A surgeon who contracted Ebola in Sierra Leone and was evacuated to America for treatment has died in the biocontainment unit of a hospital in Omaha, Nebraska.  The death of Doctor Martin Salia points to the importance of identifying and treating Ebola symptoms as early as possible.

“It is with an extremely heavy heart that we share this news,” said Dr. Philip Smith, the medical director of the biocontainment unit at the Nebraska Medical Center.  “Dr. Salia was extremely critical when he arrived here, and unfortunately, despite our best efforts, we weren’t able to save him.”

Smith said the Dr.
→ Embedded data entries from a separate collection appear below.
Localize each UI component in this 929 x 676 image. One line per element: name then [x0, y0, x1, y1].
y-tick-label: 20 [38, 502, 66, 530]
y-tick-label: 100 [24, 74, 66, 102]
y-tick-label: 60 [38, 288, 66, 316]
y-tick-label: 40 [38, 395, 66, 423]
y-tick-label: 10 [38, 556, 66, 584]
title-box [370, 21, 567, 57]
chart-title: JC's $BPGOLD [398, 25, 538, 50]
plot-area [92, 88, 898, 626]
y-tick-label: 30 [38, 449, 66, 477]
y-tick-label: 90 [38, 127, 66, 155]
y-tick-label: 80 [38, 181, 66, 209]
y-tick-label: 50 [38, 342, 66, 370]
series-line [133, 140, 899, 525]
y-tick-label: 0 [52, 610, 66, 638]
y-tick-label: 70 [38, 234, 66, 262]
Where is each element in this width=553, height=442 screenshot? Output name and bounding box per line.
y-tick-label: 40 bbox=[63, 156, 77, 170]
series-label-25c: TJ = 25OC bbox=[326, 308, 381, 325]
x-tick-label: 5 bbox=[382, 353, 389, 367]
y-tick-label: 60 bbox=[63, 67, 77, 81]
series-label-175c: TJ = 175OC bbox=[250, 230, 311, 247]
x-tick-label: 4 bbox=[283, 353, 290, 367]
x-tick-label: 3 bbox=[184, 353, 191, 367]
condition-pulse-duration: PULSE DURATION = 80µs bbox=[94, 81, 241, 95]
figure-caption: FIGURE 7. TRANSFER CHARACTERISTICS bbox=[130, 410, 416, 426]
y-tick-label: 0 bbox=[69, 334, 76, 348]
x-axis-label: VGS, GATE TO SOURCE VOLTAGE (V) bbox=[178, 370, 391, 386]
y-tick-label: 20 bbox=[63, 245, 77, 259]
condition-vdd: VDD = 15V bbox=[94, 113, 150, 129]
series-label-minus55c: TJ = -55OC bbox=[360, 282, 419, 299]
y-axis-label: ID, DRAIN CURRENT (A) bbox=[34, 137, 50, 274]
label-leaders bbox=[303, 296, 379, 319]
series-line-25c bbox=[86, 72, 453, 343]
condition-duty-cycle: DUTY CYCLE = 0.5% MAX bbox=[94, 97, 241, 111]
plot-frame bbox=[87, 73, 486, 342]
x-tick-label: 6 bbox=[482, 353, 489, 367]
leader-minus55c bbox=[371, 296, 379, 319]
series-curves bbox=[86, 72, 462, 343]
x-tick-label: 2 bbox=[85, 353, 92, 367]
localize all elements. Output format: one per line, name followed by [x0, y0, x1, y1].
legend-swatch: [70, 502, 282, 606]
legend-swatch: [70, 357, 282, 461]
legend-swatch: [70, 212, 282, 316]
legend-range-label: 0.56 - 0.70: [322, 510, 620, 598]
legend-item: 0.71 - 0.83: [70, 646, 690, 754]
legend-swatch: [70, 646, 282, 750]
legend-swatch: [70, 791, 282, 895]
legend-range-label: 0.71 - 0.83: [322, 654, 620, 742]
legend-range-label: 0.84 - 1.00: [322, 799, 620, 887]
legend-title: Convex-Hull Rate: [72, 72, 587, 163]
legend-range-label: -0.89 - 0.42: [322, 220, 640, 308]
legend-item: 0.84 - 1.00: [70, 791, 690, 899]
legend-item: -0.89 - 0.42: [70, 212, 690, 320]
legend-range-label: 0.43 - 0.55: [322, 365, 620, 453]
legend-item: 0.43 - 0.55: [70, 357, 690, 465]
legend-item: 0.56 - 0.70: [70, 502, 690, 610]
Salia’s symptoms were already in the advanced stage:  He suffered respiratory and kidney failure, and therefore required ventilation and dialysis.  Salia was also treated with a blood plasma transfusion from a patient who has recovered from Ebola and an experimental drug, ZMapp.  But when he arrived in Omaha from Sierra Leone on Saturday, several noted that he needed to be transported on a gurney, and did not walked under his own power as earlier survivors of Ebola had done – a sign that his symptoms had progressed.

Salia was a citizen of Sierra Leone, but a resident of Maryland near the American capital Washington, DC.  He was a surgeon at Sierra Leone’s Kissy United Methodist Hospital in Freetown, and it is unclear how he contracted the Ebola virus.  Sierra Leone's fragile healthcare system has now seen five doctors die in the West African Ebola Epidemic, which has killed more than 5,100 people overall.  Salia is now the second person to have died of Ebola in the United States, the first being Liberian Thomas Eric Duncan who died after a hospital in Dallas initially screwed up his case and misdiagnosed his symptoms.  Texas Health Presbyterian Hospital quickly settled with Duncan’s family for what has been reputed to be a seven-figure cheque.